From dbe31f7601cfbe1f175f65064a003c809872bf2a Mon Sep 17 00:00:00 2001
From: Yannick DAYER <yannick.dayer@idiap.ch>
Date: Wed, 29 May 2024 11:36:57 +0200
Subject: [PATCH] fix(kmeans): initialization depends on the chunks.

Rechunk the data array to keep the same results of k_init.
---
 src/bob/learn/em/kmeans.py | 6 +++---
 1 file changed, 3 insertions(+), 3 deletions(-)

diff --git a/src/bob/learn/em/kmeans.py b/src/bob/learn/em/kmeans.py
index bc2664f..3ee0e95 100644
--- a/src/bob/learn/em/kmeans.py
+++ b/src/bob/learn/em/kmeans.py
@@ -307,11 +307,11 @@ class KMeansMachine(BaseEstimator):
         logger.debug(f"Initializing k-means means with '{self.init_method}'.")
         # k_init requires da.Array as input.
         logger.debug("Transform k-means data to dask array")
-        data = da.array(data)
-        data.rechunk(1, data.shape[-1])  # Prevents issue with large arrays.

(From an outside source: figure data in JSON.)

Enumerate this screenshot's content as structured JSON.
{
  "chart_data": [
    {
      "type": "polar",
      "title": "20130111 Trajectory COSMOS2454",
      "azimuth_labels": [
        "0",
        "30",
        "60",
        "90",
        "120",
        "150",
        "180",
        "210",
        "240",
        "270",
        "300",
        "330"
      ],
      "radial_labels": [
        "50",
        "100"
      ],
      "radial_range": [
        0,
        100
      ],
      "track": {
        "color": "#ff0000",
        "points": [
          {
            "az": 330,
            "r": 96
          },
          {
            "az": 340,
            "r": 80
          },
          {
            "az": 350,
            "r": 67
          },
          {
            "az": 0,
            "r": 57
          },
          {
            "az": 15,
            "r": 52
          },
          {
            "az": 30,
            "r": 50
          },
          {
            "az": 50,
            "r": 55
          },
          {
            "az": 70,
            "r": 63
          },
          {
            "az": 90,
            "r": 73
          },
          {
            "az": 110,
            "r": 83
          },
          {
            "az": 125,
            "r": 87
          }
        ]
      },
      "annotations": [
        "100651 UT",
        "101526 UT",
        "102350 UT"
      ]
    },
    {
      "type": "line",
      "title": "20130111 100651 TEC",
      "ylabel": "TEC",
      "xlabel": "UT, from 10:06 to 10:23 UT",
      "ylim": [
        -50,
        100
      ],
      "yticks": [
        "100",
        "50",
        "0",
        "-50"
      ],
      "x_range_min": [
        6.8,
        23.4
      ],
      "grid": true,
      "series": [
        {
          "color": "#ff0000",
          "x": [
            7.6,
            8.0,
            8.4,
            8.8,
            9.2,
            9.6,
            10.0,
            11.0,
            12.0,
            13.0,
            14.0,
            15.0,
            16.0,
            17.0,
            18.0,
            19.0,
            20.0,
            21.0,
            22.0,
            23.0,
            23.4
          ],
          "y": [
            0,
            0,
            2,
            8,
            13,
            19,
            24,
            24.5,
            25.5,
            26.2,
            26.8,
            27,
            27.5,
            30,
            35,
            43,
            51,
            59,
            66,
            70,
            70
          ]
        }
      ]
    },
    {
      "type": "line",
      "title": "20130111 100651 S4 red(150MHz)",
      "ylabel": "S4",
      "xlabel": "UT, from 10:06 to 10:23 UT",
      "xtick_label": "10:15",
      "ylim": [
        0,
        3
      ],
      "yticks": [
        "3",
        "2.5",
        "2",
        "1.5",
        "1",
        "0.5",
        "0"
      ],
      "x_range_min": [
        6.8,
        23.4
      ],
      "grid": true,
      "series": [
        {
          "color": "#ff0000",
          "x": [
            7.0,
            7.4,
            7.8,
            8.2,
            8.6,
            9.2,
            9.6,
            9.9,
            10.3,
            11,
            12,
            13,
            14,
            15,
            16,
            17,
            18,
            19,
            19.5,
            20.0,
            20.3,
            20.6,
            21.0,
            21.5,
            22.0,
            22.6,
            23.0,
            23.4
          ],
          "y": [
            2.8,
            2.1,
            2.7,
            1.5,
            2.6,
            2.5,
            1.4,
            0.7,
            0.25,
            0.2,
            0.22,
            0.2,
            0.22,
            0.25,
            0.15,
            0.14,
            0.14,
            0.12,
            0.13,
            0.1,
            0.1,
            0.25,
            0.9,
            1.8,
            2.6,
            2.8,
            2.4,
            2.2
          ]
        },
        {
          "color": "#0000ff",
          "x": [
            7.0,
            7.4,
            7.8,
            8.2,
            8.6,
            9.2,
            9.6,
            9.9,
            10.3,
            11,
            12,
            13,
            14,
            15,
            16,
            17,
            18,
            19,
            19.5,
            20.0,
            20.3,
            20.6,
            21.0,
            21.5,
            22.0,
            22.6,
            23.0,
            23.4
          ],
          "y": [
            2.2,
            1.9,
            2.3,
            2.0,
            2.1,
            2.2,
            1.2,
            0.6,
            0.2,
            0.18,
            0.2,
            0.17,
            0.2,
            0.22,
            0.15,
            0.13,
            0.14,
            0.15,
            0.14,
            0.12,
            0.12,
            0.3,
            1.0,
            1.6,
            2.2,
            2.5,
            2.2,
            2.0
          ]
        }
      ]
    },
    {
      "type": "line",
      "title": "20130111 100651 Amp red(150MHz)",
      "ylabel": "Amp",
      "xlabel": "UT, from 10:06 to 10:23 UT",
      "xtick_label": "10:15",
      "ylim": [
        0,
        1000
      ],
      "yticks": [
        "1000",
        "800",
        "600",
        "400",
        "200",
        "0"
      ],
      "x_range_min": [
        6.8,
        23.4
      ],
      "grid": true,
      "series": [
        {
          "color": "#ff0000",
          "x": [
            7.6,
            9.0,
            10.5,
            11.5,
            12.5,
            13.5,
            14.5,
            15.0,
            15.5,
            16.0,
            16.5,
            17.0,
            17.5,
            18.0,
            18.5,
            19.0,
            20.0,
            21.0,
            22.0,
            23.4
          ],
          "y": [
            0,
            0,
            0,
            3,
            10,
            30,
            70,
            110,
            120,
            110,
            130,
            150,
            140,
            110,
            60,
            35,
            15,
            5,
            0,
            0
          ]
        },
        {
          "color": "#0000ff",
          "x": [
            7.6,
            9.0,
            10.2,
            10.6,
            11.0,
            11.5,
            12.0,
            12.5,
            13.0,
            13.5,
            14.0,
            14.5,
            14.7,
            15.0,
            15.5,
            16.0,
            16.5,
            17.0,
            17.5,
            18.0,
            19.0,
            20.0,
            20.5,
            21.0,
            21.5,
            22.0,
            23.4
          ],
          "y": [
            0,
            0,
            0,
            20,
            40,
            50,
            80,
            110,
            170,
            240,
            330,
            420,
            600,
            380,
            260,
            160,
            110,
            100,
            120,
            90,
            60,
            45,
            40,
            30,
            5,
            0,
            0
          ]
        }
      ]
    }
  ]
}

+        init_data = da.array(data)
+        init_data = init_data.rechunk({0: data.shape[0], -1: data.shape[-1]})
         logger.debug("Get k-means centroids")
         self.centroids_ = k_init(
-            X=data,
+            X=init_data,
             n_clusters=self.n_clusters,
             init=self.init_method,
             random_state=self.random_state,
-- 
GitLab